The Quetzalcoatl is a favorite of mine and he plays a role in my latest story. It’s late, and I’m lazy and I had already done all this research, so I’m going to tell his story through the voice of Papi, from Altered. He tells it well. I think you will enjoy it!
“They think they are the winged serpent that has come to save the world?”
“What winged serpent? Oh,” she laughed, remembering the childhood stories. “You mean Quetzalcoatl? You don’t believe in that legend still, do you?”
She set her fork down. Her grandfather had not taken his eyes off of her. Neither had her brother.
“It would be good to remember. The stories of your people are not fairy tales.”
Ivana sneered, and then relented. She was in Mexico now. Tradition had not been compromised here. “I’ll listen, Papi.”
“There was another world before ours. Even your scientists know. Quetzalcoatl survived the destruction of that world. When all was done, he took his blood and mixed it with clay.” Papi spat on his hands, clapped them together and rubbed his arms. “He stirred it into the bones from men who died.”
Ivana bit her cheek to keep from smiling. Papi was serious.
Papi tapped his forehead, a scowl on his face. “Science. Just like your NCF.”
If the candles hadn’t been casting eerie shadows on both the men’s faces, Ivana may have laughed, but her grandfather’s words were haunting, and she felt like a little child again, listening to a ghost story.

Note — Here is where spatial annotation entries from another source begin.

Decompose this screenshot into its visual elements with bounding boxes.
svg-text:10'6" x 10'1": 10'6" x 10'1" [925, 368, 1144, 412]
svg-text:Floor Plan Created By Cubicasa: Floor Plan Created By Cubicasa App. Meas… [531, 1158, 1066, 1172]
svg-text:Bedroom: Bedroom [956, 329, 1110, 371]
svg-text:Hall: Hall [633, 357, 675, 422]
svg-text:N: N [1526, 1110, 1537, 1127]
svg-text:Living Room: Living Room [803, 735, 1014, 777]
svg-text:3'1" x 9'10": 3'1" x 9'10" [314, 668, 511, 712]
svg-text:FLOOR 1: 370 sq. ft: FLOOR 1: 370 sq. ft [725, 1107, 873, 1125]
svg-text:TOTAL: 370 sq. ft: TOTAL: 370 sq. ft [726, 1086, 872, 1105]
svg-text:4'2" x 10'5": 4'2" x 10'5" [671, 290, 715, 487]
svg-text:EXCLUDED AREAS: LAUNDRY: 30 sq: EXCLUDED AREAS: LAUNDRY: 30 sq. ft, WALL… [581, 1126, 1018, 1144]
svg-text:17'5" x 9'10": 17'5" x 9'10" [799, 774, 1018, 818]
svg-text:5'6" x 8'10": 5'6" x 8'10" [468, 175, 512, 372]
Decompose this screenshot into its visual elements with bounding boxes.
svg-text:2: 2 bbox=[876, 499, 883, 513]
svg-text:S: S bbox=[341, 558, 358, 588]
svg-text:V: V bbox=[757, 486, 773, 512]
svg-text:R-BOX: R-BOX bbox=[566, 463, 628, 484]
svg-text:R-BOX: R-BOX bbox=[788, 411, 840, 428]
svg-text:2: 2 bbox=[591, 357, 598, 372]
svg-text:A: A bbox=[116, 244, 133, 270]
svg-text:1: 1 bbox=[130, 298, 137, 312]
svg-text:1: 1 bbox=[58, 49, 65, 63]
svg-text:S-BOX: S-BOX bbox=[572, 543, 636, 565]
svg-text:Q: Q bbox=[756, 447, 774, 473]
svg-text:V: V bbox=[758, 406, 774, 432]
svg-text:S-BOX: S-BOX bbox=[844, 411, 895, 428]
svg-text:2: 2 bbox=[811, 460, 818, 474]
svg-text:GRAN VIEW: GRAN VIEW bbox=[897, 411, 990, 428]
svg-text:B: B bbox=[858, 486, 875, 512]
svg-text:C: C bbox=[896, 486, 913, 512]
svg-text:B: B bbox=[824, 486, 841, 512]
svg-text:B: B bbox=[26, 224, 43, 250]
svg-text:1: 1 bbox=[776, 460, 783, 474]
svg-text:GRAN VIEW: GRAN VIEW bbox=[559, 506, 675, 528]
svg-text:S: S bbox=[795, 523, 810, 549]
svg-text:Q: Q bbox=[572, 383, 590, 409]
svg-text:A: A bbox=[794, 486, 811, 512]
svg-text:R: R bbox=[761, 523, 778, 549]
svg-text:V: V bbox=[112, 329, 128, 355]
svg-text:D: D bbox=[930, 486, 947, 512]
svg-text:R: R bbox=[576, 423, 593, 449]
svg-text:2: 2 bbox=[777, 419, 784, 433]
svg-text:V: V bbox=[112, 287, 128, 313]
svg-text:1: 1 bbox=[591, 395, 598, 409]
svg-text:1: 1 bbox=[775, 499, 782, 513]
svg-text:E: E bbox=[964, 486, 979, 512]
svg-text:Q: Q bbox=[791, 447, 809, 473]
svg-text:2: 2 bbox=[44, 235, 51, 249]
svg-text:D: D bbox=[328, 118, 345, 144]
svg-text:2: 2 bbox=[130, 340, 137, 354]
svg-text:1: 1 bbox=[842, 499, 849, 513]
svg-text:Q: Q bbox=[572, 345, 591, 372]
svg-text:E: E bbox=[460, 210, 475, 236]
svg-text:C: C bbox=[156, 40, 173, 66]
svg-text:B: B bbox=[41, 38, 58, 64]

“Okay. Then what happened after that?”
“What do you think? All of a sudden Quetzalcoatl had a million people at his knees. He had to feed them or they would die. Just like a mother with los niños, he loved them. But where to find food for such a crowd? Ah! Quetzalcoatl had sharp eyes. He saw a red ant, scurrying across the ground with a kernel of corn in his jaws.”
“Ah! Yes, the ant people? The ones who know enough to put food away for winter.”
Papi’s smile broke free. “Now you remember! Good. Quetzalcoatl stopped the ant and asked ‘Where do you get this corn I see’? But the red ant….” Papi shook his head and pouted. “He wouldn’t say. Maybe he doesn’t trust Quetzalcoatl. He said, ‘You will make me a slave to bring food to a million people!’ I don’t know.”
“Still, the ant’s resistance didn’t stop our dragon friend though, did it, Papi?” José laughed.
Papi chuckled. “No. Our dragon is like the Cartel.” Papi gave José a curt glance. “A bully. Azcatl, the ant, finally took Quetzalcoatl to the volcano, the opening to the Earth. The dragon was too big to go where the ant went, so he had to change into an ant. Dyed black by the coal under the Earth, he became a black ant. He followed Azcatl through the narrow cracks in the mountain. Deep inside, Quetzalcoatl discovered the corn. Azcatl let Quetzalcoatl take some to his people. The dragon chewed on the maize to make mash and then fed it to the little people and then they grew. The rest of the seed they planted.”
Ivana laughed. “That’s a crazy story, Papi.”